In recent years, the use of machine translation systems has increased dramatically. Today machine translation is used not only by translation agencies but also by people using online machine translation engines, such as Google Translate or DeepL. So, with the everyday use of machine translation, the question arises about how good these translations are.
Unfortunately, translation quality still varies significantly not only across different machine translation systems but also across translations produced by the same system. Modern machine translation systems usually generate fluent translations, but some of these translations can miss crucial details or completely misrepresent the original sentence. Thus, we need to evaluate each translation of each system to make sure that the translation does not distort the meaning of the original sentence.
In the case of translation agencies, professional translators edit the outputs of machine translation systems. However, in some scenarios, for example, online machine translation systems, it is not possible to measure translation quality with human editors. That is why quality estimation (automatic measurement of translation quality) is a crucial part of the machine translation pipeline.
An essential feature of quality estimation metrics is that they do not require any reference translations to assess the quality of machine-translation output. That makes them valuable for evaluating translation quality at run-time.
In this thesis, we considered the distribution of attention—one of the internal parameters of modern neural machine translation systems—as an indicator of translation quality. Before the advent of the attention mechanism, neural machine translation systems did not cope with the translation of long sentences well, “forgetting” the beginning of the original sentence. It happened because all information about the whole source sentence was captured into one vector, which led to the fact that the beginning of the source sentence carried less information than its end. The attention mechanism allowed a machine translation system to overcome this problem by assigning higher attention weights to a particular part of the source sentence in the overall representation.

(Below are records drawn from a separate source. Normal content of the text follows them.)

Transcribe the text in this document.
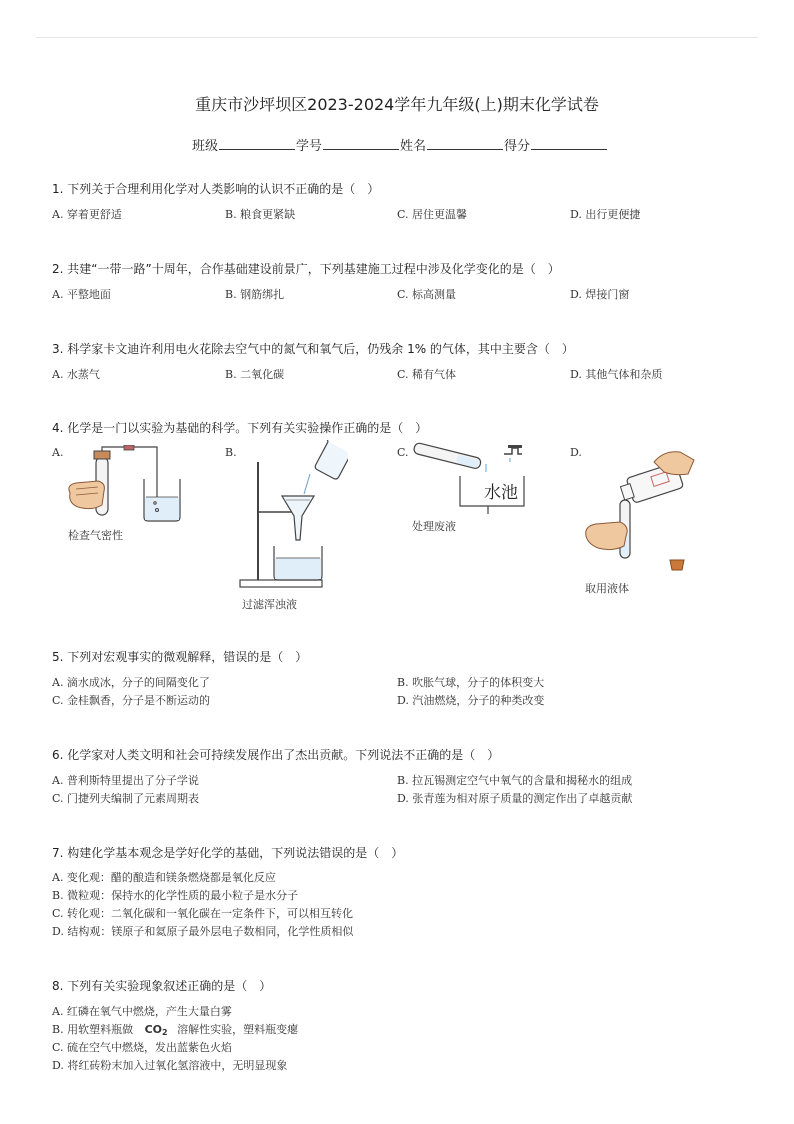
重庆市沙坪坝区2023-2024学年九年级(上)期末化学试卷
班级	学号	姓名	得分
1. 下列关于合理利用化学对人类影响的认识不正确的是（　）
A. 穿着更舒适	B. 粮食更紧缺	C. 居住更温馨	D. 出行更便捷
2. 共建“一带一路”十周年，合作基础建设前景广，下列基建施工过程中涉及化学变化的是（　）
A. 平整地面	B. 钢筋绑扎	C. 标高测量	D. 焊接门窗
3. 科学家卡文迪许利用电火花除去空气中的氮气和氧气后，仍残余 1% 的气体，其中主要含（　）
A. 水蒸气	B. 二氧化碳	C. 稀有气体	D. 其他气体和杂质
4. 化学是一门以实验为基础的科学。下列有关实验操作正确的是（　）
A.	B.	C.	D.
检查气密性
过滤浑浊液
水池
处理废液
取用液体
5. 下列对宏观事实的微观解释，错误的是（　）
A. 滴水成冰，分子的间隔变化了	B. 吹胀气球，分子的体积变大
C. 金桂飘香，分子是不断运动的	D. 汽油燃烧，分子的种类改变
6. 化学家对人类文明和社会可持续发展作出了杰出贡献。下列说法不正确的是（　）
A. 普利斯特里提出了分子学说	B. 拉瓦锡测定空气中氧气的含量和揭秘水的组成
C. 门捷列夫编制了元素周期表	D. 张青莲为相对原子质量的测定作出了卓越贡献
7. 构建化学基本观念是学好化学的基础，下列说法错误的是（　）
A. 变化观：醋的酿造和镁条燃烧都是氧化反应
B. 微粒观：保持水的化学性质的最小粒子是水分子
C. 转化观：二氧化碳和一氧化碳在一定条件下，可以相互转化
D. 结构观：镁原子和氦原子最外层电子数相同，化学性质相似
8. 下列有关实验现象叙述正确的是（　）
A. 红磷在氧气中燃烧，产生大量白雾
B. 用软塑料瓶做 CO2 溶解性实验，塑料瓶变瘪
C. 硫在空气中燃烧，发出蓝紫色火焰
D. 将红砖粉末加入过氧化氢溶液中，无明显现象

One of the main advantages of using attention distribution (attention weights) as a quality estimation metric is that they are a by-product of modern neural machine translation systems. That means we do not need additional resources to create quality estimation models.
Over the series of experiments, we explored how well these attention weights can indicate translation quality. Firstly, we studied the behaviour of attention weights in supervised settings. Getting labels for supervised experiments is a time-consuming and relatively costly task, that is why we examined unsupervised scenarios as well as using synthetic labelled data for training supervised models.